First, you might want to actually read the opinion.

First, as the opinion notes:

"The pivotal question presented by this appeal is whether speech of elected state and local government officials made pursuant to their official duties, like speech of non-elected public employees, is less protected by the First Amendment than other speech. The district court held that the First Amendment affords absolutely no protection to speech by elected officials made pursuant to their official duties. We disagree. The First Amendment’s protection of elected officials’ speech is full, robust, and analogous to that afforded citizens in general." Rangra v. Brown, No. 06-51587 (5th Cir., April 2009), slip opinion at p.1.

Second, you mistake the role of the government as an employer instead of the role of the government as a sovereign. They were charging Rangra with a crime based on the content of his speech. That is not an employer's role, and to criminally charge someone for speech, the proper test is strict scrutiny.

Third, there is a distinction between a public employee and an elected public official. The court lays out case after case that protect the Free Speech rights of elected officials and clearly distinguishes the difference between them an employees.

I just think that it is funny that you believe that it is appropriate to restrict their rights...


Doran,

Why don't you try again - maybe you could write something that is actually on point...

Gritsforbreakfast said...

Bluesy, you've got a weird sense of humor. Also, that graph was quoted in the news article so your link to the opinion is superfluous - it still doesn't justify the "strict scrutiny" standard.

Doran's comment was precisely on point - if the San Antonio City Council, e.g, is free to deliberate on city business outside of their meetings, we've already seen the kind of corruption it engenders. I realize since you make your living defending bad cops, you actually WANT policies that reduce public scrutiny of official acts, but the rest of us prefer non-corrupt, transparent governmental process.

TxBluesMan said...

Grits,

Doran's post had one minor tidbit in a load of junk that was immaterial to the case at hand.

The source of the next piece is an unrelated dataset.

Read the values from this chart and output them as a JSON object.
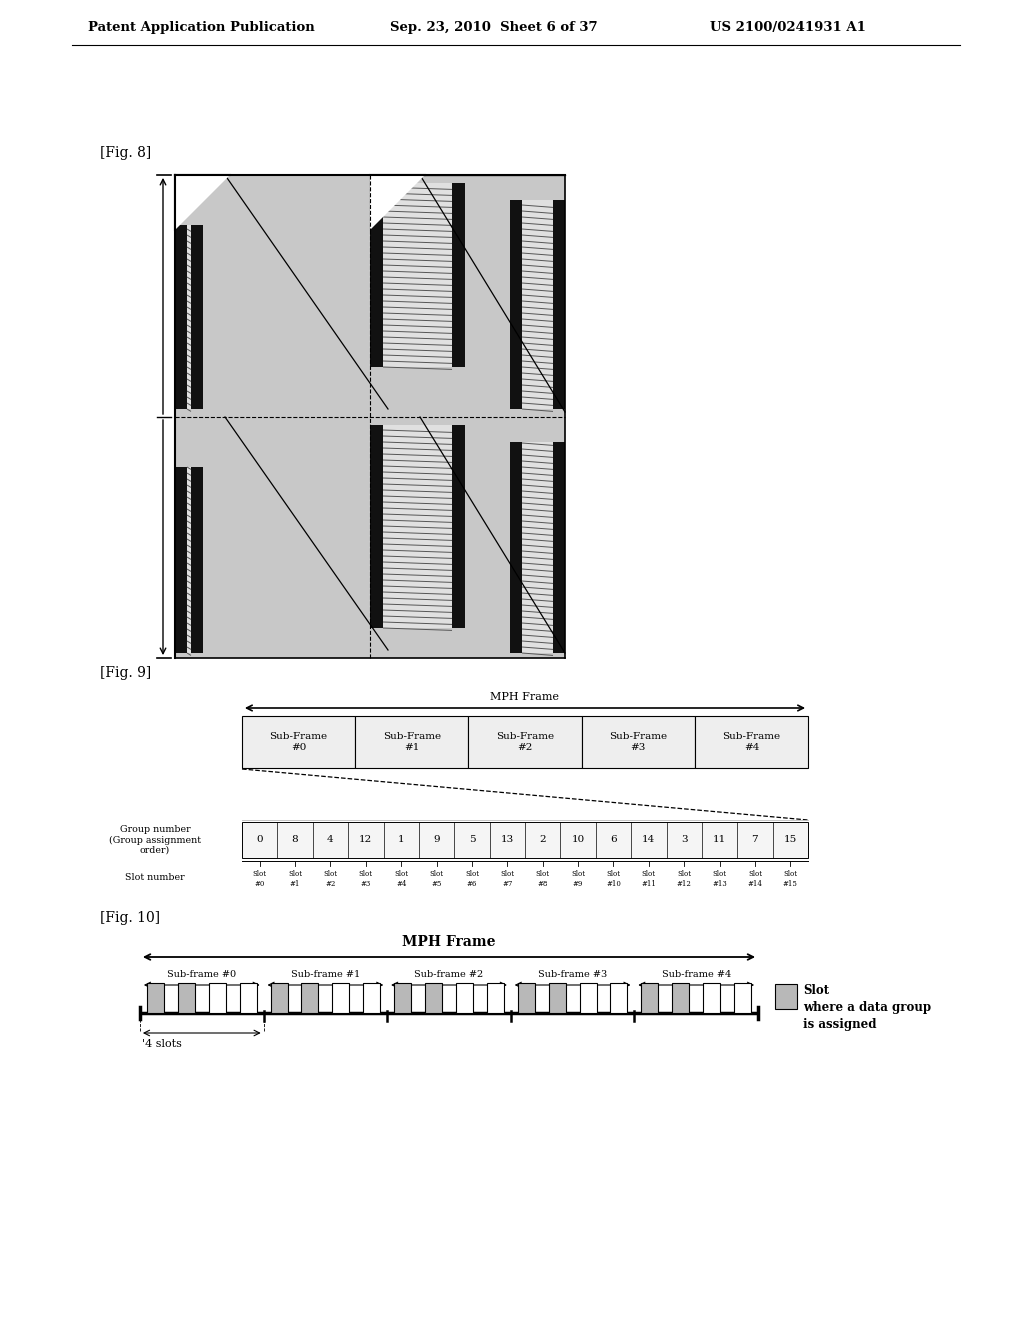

He is running around claiming that the sky is falling.

If this is so important, then AG Abbott will show the evidence that will allow the statute to be able to pass a strict scrutiny test. If not, then the law is an unconstitutional restraint on Free Speech.

In any event, for a supposed civil libertarian, why are you against protecting constitutional rights?

Anonymous said...

Blues, if we buy into your argument that the government is sovereign, then surely the government's laws (open meetings) should be given absolute deference to their right to speak freely?

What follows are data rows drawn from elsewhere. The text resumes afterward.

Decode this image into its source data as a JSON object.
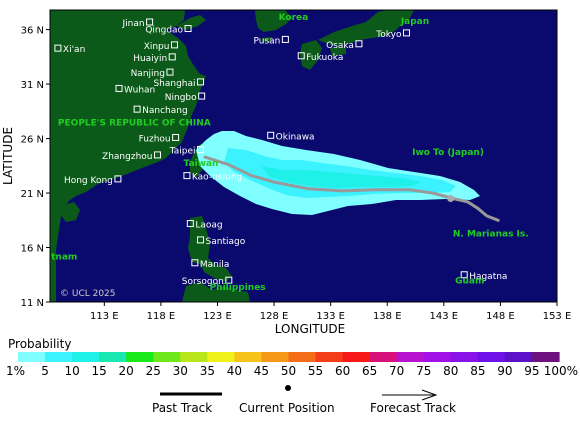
{
  "map": {
    "axis": {
      "x_label": "LONGITUDE",
      "y_label": "LATITUDE",
      "lon_ticks": [
        "113 E",
        "118 E",
        "123 E",
        "128 E",
        "133 E",
        "138 E",
        "143 E",
        "148 E",
        "153 E"
      ],
      "lat_ticks": [
        "36 N",
        "31 N",
        "26 N",
        "21 N",
        "16 N",
        "11 N"
      ]
    },
    "copyright": "© UCL 2025",
    "colors": {
      "ocean": "#0a0a6e",
      "land": "#0b5a1a",
      "place_label": "#ffffff",
      "region_label": "#22cc22",
      "past_track": "#999999"
    },
    "cities": [
      {
        "name": "Jinan",
        "lon": 117.0,
        "lat": 36.7
      },
      {
        "name": "Qingdao",
        "lon": 120.4,
        "lat": 36.1
      },
      {
        "name": "Xi'an",
        "lon": 108.9,
        "lat": 34.3
      },
      {
        "name": "Xinpu",
        "lon": 119.2,
        "lat": 34.6
      },
      {
        "name": "Huaiyin",
        "lon": 119.0,
        "lat": 33.5
      },
      {
        "name": "Nanjing",
        "lon": 118.8,
        "lat": 32.1
      },
      {
        "name": "Shanghai",
        "lon": 121.5,
        "lat": 31.2
      },
      {
        "name": "Wuhan",
        "lon": 114.3,
        "lat": 30.6
      },
      {
        "name": "Ningbo",
        "lon": 121.6,
        "lat": 29.9
      },
      {
        "name": "Nanchang",
        "lon": 115.9,
        "lat": 28.7
      },
      {
        "name": "Fuzhou",
        "lon": 119.3,
        "lat": 26.1
      },
      {
        "name": "Zhangzhou",
        "lon": 117.7,
        "lat": 24.5
      },
      {
        "name": "Taipei",
        "lon": 121.5,
        "lat": 25.0
      },
      {
        "name": "Hong Kong",
        "lon": 114.2,
        "lat": 22.3
      },
      {
        "name": "Kao-hsiung",
        "lon": 120.3,
        "lat": 22.6
      },
      {
        "name": "Laoag",
        "lon": 120.6,
        "lat": 18.2
      },
      {
        "name": "Santiago",
        "lon": 121.5,
        "lat": 16.7
      },
      {
        "name": "Manila",
        "lon": 121.0,
        "lat": 14.6
      },
      {
        "name": "Sorsogon",
        "lon": 124.0,
        "lat": 13.0
      },
      {
        "name": "Okinawa",
        "lon": 127.7,
        "lat": 26.3
      },
      {
        "name": "Pusan",
        "lon": 129.0,
        "lat": 35.1
      },
      {
        "name": "Fukuoka",
        "lon": 130.4,
        "lat": 33.6
      },
      {
        "name": "Osaka",
        "lon": 135.5,
        "lat": 34.7
      },
      {
        "name": "Tokyo",
        "lon": 139.7,
        "lat": 35.7
      },
      {
        "name": "Hagatna",
        "lon": 144.8,
        "lat": 13.5
      }
    ],
    "regions": [
      {
        "name": "Korea",
        "lon": 128.4,
        "lat": 36.9
      },
      {
        "name": "Japan",
        "lon": 139.2,
        "lat": 36.5
      },
      {
        "name": "PEOPLE'S REPUBLIC OF CHINA",
        "lon": 108.9,
        "lat": 27.2
      },
      {
        "name": "Taiwan",
        "lon": 120.0,
        "lat": 23.5
      },
      {
        "name": "Iwo To (Japan)",
        "lon": 140.2,
        "lat": 24.5
      },
      {
        "name": "N. Marianas Is.",
        "lon": 143.8,
        "lat": 17.0
      },
      {
        "name": "Guam",
        "lon": 144.0,
        "lat": 12.7
      },
      {
        "name": "tnam",
        "lon": 108.3,
        "lat": 14.9
      },
      {
        "name": "Philippines",
        "lon": 122.3,
        "lat": 12.1
      }
    ],
    "past_track": [
      [
        121.9,
        24.3
      ],
      [
        124,
        23.6
      ],
      [
        126,
        22.6
      ],
      [
        128,
        22.0
      ],
      [
        131,
        21.4
      ],
      [
        134,
        21.2
      ],
      [
        137,
        21.3
      ],
      [
        140,
        21.3
      ],
      [
        142,
        21.0
      ],
      [
        143.8,
        20.5
      ],
      [
        145.1,
        20.2
      ],
      [
        146,
        19.6
      ],
      [
        146.8,
        18.9
      ],
      [
        147.8,
        18.5
      ]
    ],
    "current_position": {
      "lon": 143.6,
      "lat": 20.5
    }
  },
  "legend": {
    "title": "Probability",
    "labels": [
      "1%",
      "5",
      "10",
      "15",
      "20",
      "25",
      "30",
      "35",
      "40",
      "45",
      "50",
      "55",
      "60",
      "65",
      "70",
      "75",
      "80",
      "85",
      "90",
      "95",
      "100%"
    ],
    "colors": [
      "#7fffff",
      "#3cf2ff",
      "#1ff0e8",
      "#19e8b0",
      "#19e819",
      "#6ee81a",
      "#b8e61a",
      "#f0f01a",
      "#f5c319",
      "#f59819",
      "#f56c19",
      "#f53c19",
      "#f51919",
      "#d8117a",
      "#b811d0",
      "#a311e8",
      "#8a11e8",
      "#6e11e8",
      "#5a11c8",
      "#6e1280"
    ]
  },
  "key": {
    "past_track_label": "Past Track",
    "current_position_label": "Current Position",
    "forecast_track_label": "Forecast Track"
  }
}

In other words, you lose either way.

And if you're waiting for Abbot to bring any semblance of rationality, well, you're going to be waiting a long time.

TxBluesMan said...

Anon 19:00,

You aren't catching the point.

The government has two roles, as an employer and as a sovereign. In the first role, as an employer, they may do what private employers may do when someone speaks out against company policy. In other words, they may discipline or fire the employee.

As a sovereign, the full weight of the state may be used, including criminal sanctions, such as jail. When the state attempts to regulate speech by threats of jail, as in this case, then the law must be held up to strict scrutiny. If it cannot pass that test, it is an unconstitutional restriction of free speech.

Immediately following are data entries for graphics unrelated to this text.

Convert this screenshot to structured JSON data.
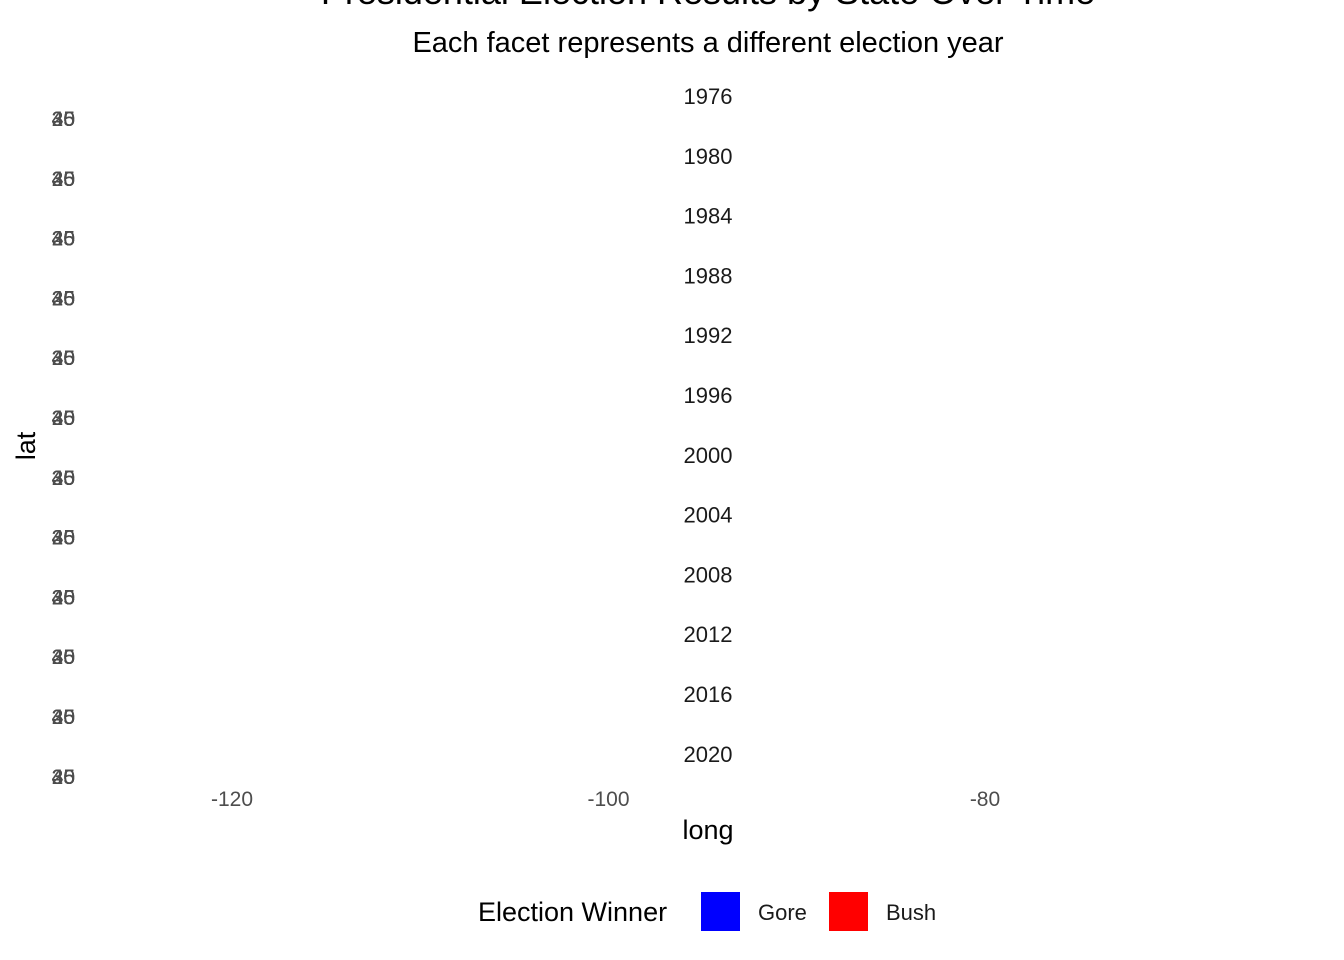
{
  "chart_data": {
    "type": "map",
    "title": "Presidential Election Results by State Over Time",
    "subtitle": "Each facet represents a different election year",
    "xlabel": "long",
    "ylabel": "lat",
    "x_ticks": [
      -120,
      -100,
      -80
    ],
    "y_ticks": [
      25,
      30,
      35,
      40,
      45
    ],
    "facets": [
      "1976",
      "1980",
      "1984",
      "1988",
      "1992",
      "1996",
      "2000",
      "2004",
      "2008",
      "2012",
      "2016",
      "2020"
    ],
    "legend": {
      "title": "Election Winner",
      "position": "bottom",
      "entries": [
        {
          "label": "Gore",
          "color": "#0000ff"
        },
        {
          "label": "Bush",
          "color": "#ff0000"
        }
      ]
    },
    "grid": false,
    "background": "#ffffff"
  }
}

Grits is just selective over who should receive civil rights protection...

Anonymous said...

"Enlisted men in the Army and Marines and etc. will be able to argue with their officers and non-coms about orders."

No, the UCMJ defines further rules of law regarding military members. The military holds their members at a higher level. Security, discipline, and secrets are all covered under UCMJ.

Anonymous said...

If the government is a sovereign, then in their capacity aren't the officials PART of that sovereign? Yes they are still people, however if they are part of that government then they are public, thus are not an individual in some instances?

Anonymous said...

Sorry Blues, you can't dodge the issues fast enough. You've just been hit in the face by your own flawed arguments.